I'm a designer in Vancouver, Canada. I work at the Beaty Biodiversity Museum, am a director of the 221A Artist Run Centre, and a member of Fieldwork design collective. I'm an Emily Carr and University of Victoria graduate and have worked in the Philippines, Indonesia and the Netherlands. I'm a cycling advocate and race on the Garneau Evolution team.

Reading, February 26, 2004 12:30 AM 1 comments

Book: Jimmy Corrigan

Finished the agonizing, horribly depressing tale, the miserable life, of Jimmy Corrigan: Smartest Kid on Earth (Chris Ware, 2000). A graphic novel compilation tracing the suffocating reunion between a hopelessly lonesome, depressed, looser protagonist and his estranged father.

At first confusing: late 19th C. flashbacks, dreamscapes, schematic family trees, paper cutouts, minute print.
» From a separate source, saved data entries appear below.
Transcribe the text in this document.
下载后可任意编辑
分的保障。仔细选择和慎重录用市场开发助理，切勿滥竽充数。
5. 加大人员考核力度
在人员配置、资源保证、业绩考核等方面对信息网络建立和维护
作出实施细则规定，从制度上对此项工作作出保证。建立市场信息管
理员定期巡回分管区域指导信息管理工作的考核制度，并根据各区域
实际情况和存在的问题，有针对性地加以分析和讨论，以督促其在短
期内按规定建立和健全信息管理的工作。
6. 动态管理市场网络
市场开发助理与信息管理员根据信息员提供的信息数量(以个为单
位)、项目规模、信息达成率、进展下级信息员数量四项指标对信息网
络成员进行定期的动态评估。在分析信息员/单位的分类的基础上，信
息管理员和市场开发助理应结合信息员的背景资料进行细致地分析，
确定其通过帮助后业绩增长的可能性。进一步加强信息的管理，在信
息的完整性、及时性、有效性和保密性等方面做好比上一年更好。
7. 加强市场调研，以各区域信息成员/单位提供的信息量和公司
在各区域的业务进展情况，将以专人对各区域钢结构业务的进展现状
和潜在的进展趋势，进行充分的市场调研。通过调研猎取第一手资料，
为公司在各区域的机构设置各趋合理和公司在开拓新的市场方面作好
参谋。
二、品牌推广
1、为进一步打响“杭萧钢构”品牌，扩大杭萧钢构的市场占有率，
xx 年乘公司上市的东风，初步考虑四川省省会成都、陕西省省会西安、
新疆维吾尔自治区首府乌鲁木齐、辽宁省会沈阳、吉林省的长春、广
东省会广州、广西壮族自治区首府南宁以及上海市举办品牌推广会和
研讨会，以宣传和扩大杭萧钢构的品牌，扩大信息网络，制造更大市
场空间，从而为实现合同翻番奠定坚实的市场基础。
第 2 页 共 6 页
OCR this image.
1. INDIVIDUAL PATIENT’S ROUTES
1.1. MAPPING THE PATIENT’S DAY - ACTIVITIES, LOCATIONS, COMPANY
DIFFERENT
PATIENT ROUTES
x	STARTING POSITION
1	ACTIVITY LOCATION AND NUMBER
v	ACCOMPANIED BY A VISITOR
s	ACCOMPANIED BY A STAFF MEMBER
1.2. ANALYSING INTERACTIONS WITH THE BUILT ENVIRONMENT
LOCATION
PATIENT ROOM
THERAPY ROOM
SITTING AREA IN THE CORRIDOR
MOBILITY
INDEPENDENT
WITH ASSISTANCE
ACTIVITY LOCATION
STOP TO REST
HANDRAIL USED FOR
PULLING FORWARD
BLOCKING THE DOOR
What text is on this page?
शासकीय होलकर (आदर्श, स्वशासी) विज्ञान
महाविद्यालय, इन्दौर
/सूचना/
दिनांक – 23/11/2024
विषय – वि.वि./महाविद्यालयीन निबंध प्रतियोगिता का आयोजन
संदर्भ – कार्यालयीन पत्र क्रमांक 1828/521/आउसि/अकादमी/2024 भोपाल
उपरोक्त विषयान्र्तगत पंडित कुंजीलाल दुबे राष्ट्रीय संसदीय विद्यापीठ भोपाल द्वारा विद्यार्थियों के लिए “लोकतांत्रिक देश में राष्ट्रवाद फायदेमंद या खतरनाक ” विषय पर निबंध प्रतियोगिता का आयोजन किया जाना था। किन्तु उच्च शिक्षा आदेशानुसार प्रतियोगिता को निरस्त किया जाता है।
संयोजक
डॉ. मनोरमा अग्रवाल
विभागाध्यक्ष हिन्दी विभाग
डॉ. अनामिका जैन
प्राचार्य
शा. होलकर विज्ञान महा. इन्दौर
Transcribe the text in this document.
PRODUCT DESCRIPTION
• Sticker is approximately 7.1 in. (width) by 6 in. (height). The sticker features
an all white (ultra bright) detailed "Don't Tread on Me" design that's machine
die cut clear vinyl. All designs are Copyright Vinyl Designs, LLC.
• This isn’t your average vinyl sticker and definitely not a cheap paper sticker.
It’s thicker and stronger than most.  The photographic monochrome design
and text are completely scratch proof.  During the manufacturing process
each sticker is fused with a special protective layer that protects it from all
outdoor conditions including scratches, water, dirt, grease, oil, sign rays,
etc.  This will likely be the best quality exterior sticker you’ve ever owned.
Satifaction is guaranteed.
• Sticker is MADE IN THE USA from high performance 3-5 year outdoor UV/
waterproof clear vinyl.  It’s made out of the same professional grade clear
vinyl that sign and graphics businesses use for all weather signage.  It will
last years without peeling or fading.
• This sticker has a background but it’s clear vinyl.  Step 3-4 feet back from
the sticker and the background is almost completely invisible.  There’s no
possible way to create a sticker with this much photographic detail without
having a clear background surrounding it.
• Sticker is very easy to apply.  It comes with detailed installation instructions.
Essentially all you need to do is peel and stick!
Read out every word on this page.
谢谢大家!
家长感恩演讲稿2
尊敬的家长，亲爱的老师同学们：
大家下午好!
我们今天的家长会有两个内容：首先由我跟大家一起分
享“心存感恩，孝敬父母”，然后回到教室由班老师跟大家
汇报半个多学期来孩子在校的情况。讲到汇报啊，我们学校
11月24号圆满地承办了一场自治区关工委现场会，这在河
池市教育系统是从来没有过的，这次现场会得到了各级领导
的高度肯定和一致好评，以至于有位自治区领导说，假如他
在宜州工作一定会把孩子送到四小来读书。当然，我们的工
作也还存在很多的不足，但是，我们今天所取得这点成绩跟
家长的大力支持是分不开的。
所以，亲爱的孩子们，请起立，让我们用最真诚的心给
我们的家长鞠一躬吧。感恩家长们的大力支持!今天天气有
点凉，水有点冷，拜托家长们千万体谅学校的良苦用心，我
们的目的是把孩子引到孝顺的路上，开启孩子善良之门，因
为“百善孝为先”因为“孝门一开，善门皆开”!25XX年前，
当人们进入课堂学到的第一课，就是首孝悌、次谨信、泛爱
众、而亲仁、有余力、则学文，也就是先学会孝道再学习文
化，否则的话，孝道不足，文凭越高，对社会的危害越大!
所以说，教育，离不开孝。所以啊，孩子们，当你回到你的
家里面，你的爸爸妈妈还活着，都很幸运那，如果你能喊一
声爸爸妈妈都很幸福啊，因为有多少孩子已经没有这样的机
The novel, which received glowing to damning press reviews from the likes of Time, Wired, NY Times, Slate, Matt Groening, became hard to put down, like having the flu. Meticulous attention to detail like, I assume, no other in the genre. Eloquent and bitter narrative prose interjected with racists, sexists, misogynists and (all rolled into one) bastard fathers. And then pieces begin to fit, earlier fantasies explained and justified. The 1890s Corrigan segments particularly moving, sepia-toned, cute kid, narrated from his adult (modern?) memory. As a child, waiting dutifully for the school bullies, or his father, to beat him:

The familiar sniff
of his own kneecaps
which always proceeds
any punishment.

Equally touching/depressing: children playing hide and seek among Chicago suburbs, where once a Native village stood:

helps to make their game
much more exciting…
with the inevitable forward march
of progress
come new ways of hiding things

Or the verbose and bitter catalogue descriptions for a small and ignorant town, "its broad sweep of power lines, the delicate articulation of poles, signs, and warning lights, and the deep forest of advertisements all conspire to occasion countless views of complicated beauty…" Yes, it is a heavy of semi-autobiographical existential angst (Ware's end-book page of definitions, "Lonely: The permanent state of being for all humans, despite any efforts to the contrary") and I would find it hard to recommend. For the time being it seems to have done more damage than good, but I would regret it if I hadn't suffered.

1 comments on Book: Jimmy Corrigan

1. bethany | October 22, 2005 9:24 PM

i'm reading that right now. i'm almost halfway through. i absolutely love it.